About 77 percent of female smokers said they were aware that smoking can lead to problems during pregnancy.

These statistics also confirmed what many people from other parts of Japan have been saying about Osaka smokers, namely that they are more numerous than elsewhere. About 27 percent of all Japanese smoke, but that figure is 36 percent for Osaka residents.

The percentage of smokers between the ages of 20 and 50 was particularly high. Nationally, about 34 percent of all adults in this age group smoke, but in Osaka the figure is 40 percent.

Based on another recent sampling of 1,500 Osaka residents, the city calculated that 53.6 percent of Osaka males and 21 percent of females smoke. They want to reduce these figures to 26 percent and 10 percent, respectively, by 2010 as part of its health improvement program.

In order to accomplish this goal, the city is recommending that public education on the dangers of tobacco begin at an early age, and that local communities strive to create an environment that discourages underage youths from taking up smoking.

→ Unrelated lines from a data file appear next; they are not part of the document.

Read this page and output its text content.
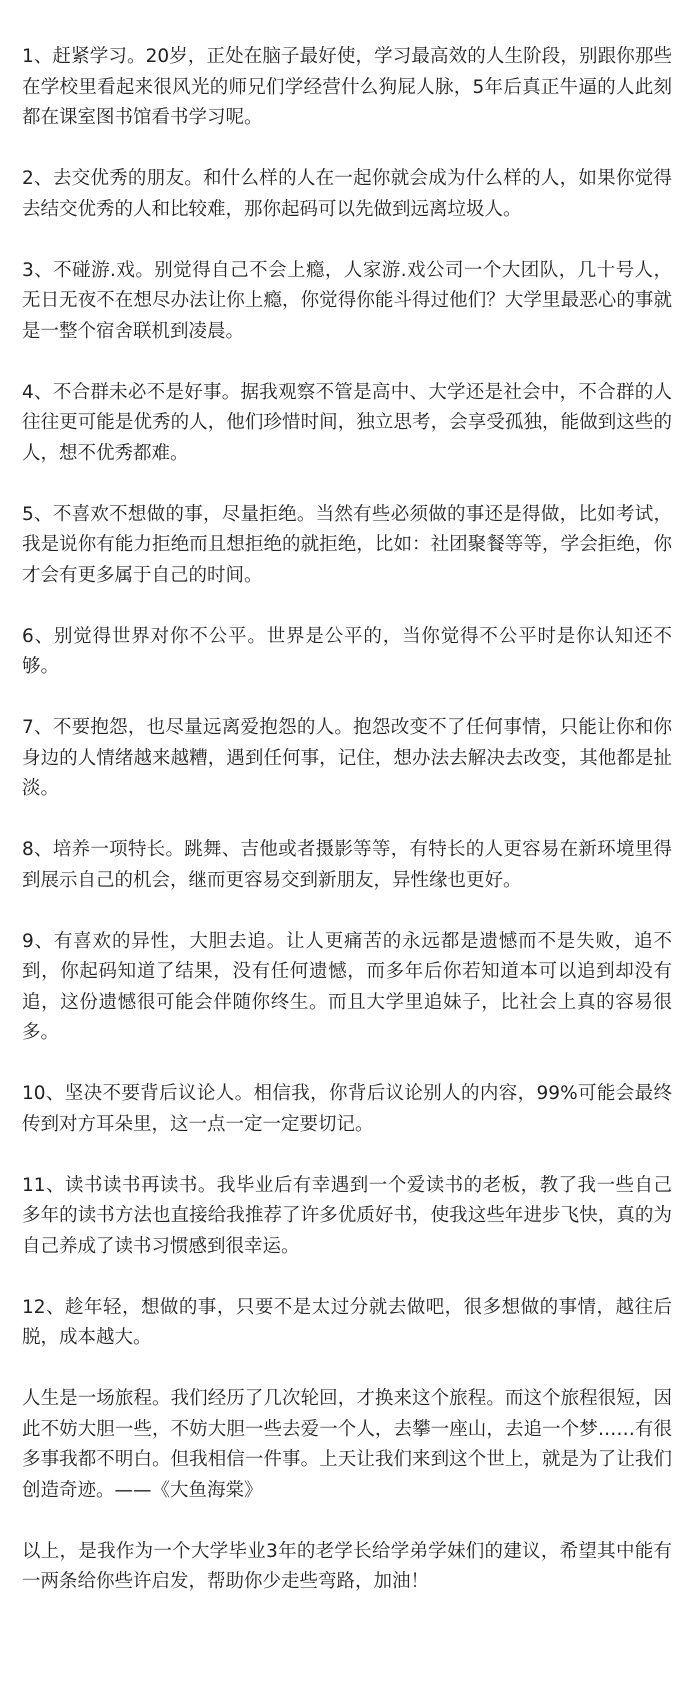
1、赶紧学习。20岁，正处在脑子最好使，学习最高效的人生阶段，别跟你那些在学校里看起来很风光的师兄们学经营什么狗屁人脉，5年后真正牛逼的人此刻都在课室图书馆看书学习呢。

2、去交优秀的朋友。和什么样的人在一起你就会成为什么样的人，如果你觉得去结交优秀的人和比较难，那你起码可以先做到远离垃圾人。

3、不碰游.戏。别觉得自己不会上瘾，人家游.戏公司一个大团队，几十号人，无日无夜不在想尽办法让你上瘾，你觉得你能斗得过他们？大学里最恶心的事就是一整个宿舍联机到凌晨。

4、不合群未必不是好事。据我观察不管是高中、大学还是社会中，不合群的人往往更可能是优秀的人，他们珍惜时间，独立思考，会享受孤独，能做到这些的人，想不优秀都难。

5、不喜欢不想做的事，尽量拒绝。当然有些必须做的事还是得做，比如考试，我是说你有能力拒绝而且想拒绝的就拒绝，比如：社团聚餐等等，学会拒绝，你才会有更多属于自己的时间。

6、别觉得世界对你不公平。世界是公平的，当你觉得不公平时是你认知还不够。

7、不要抱怨，也尽量远离爱抱怨的人。抱怨改变不了任何事情，只能让你和你身边的人情绪越来越糟，遇到任何事，记住，想办法去解决去改变，其他都是扯淡。

8、培养一项特长。跳舞、吉他或者摄影等等，有特长的人更容易在新环境里得到展示自己的机会，继而更容易交到新朋友，异性缘也更好。

9、有喜欢的异性，大胆去追。让人更痛苦的永远都是遗憾而不是失败，追不到，你起码知道了结果，没有任何遗憾，而多年后你若知道本可以追到却没有追，这份遗憾很可能会伴随你终生。而且大学里追妹子，比社会上真的容易很多。

10、坚决不要背后议论人。相信我，你背后议论别人的内容，99%可能会最终传到对方耳朵里，这一点一定一定要切记。

11、读书读书再读书。我毕业后有幸遇到一个爱读书的老板，教了我一些自己多年的读书方法也直接给我推荐了许多优质好书，使我这些年进步飞快，真的为自己养成了读书习惯感到很幸运。

12、趁年轻，想做的事，只要不是太过分就去做吧，很多想做的事情，越往后脱，成本越大。

人生是一场旅程。我们经历了几次轮回，才换来这个旅程。而这个旅程很短，因此不妨大胆一些，不妨大胆一些去爱一个人，去攀一座山，去追一个梦……有很多事我都不明白。但我相信一件事。上天让我们来到这个世上，就是为了让我们创造奇迹。——《大鱼海棠》

以上，是我作为一个大学毕业3年的老学长给学弟学妹们的建议，希望其中能有一两条给你些许启发，帮助你少走些弯路，加油！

Furthermore, Osaka is proposing that those currently smoking who want to quit be provided with support through local community health centers, and that new health services be established to help people kick the habit.

While some critics note that the city’s plan avoids mentioning some items, such as further restrictions on cigarette vending machines, most welcomed the effort as one that was long overdue.

“It’s a start. Let’s hope the city is serious,” said Hideyuki Matsuo, who is involved in several local groups trying to raise public awareness of the dangers of smoking.

One of the reasons the campaign against smoking in Osaka has been slower to take off than in Tokyo is said to be because many local businesses, especially restaurants and coffee shops, have been reluctant to establish no-smoking sections out of fear of losing business.

There are signs, however, that this is beginning to change, thanks to a new form of competition.

“Look at the popularity of Starbucks coffee shops in the major business districts over the past year or so,” said Chikako Tetsuzawa, an economist who works for a financial firm in the city’s Umeda district. “Many people were tired of taking coffee breaks in small, stuffy coffee shops filled with chain-smoking old men and young women.”

Osaka officials admit they do not have all of the details about the campaign to reduce smoking worked out yet, especially how much money can be spent on implementing the program and providing assistance. But, as Umemura and Matsuo note, many citizens believe the situation can only get better.

“I don’t agree with the extreme measures taken by some countries, like America, against smokers,” Matsuo said. “But Osakans have become lazy and indifferent to the problem of smoking and the city has a responsibility to do something.”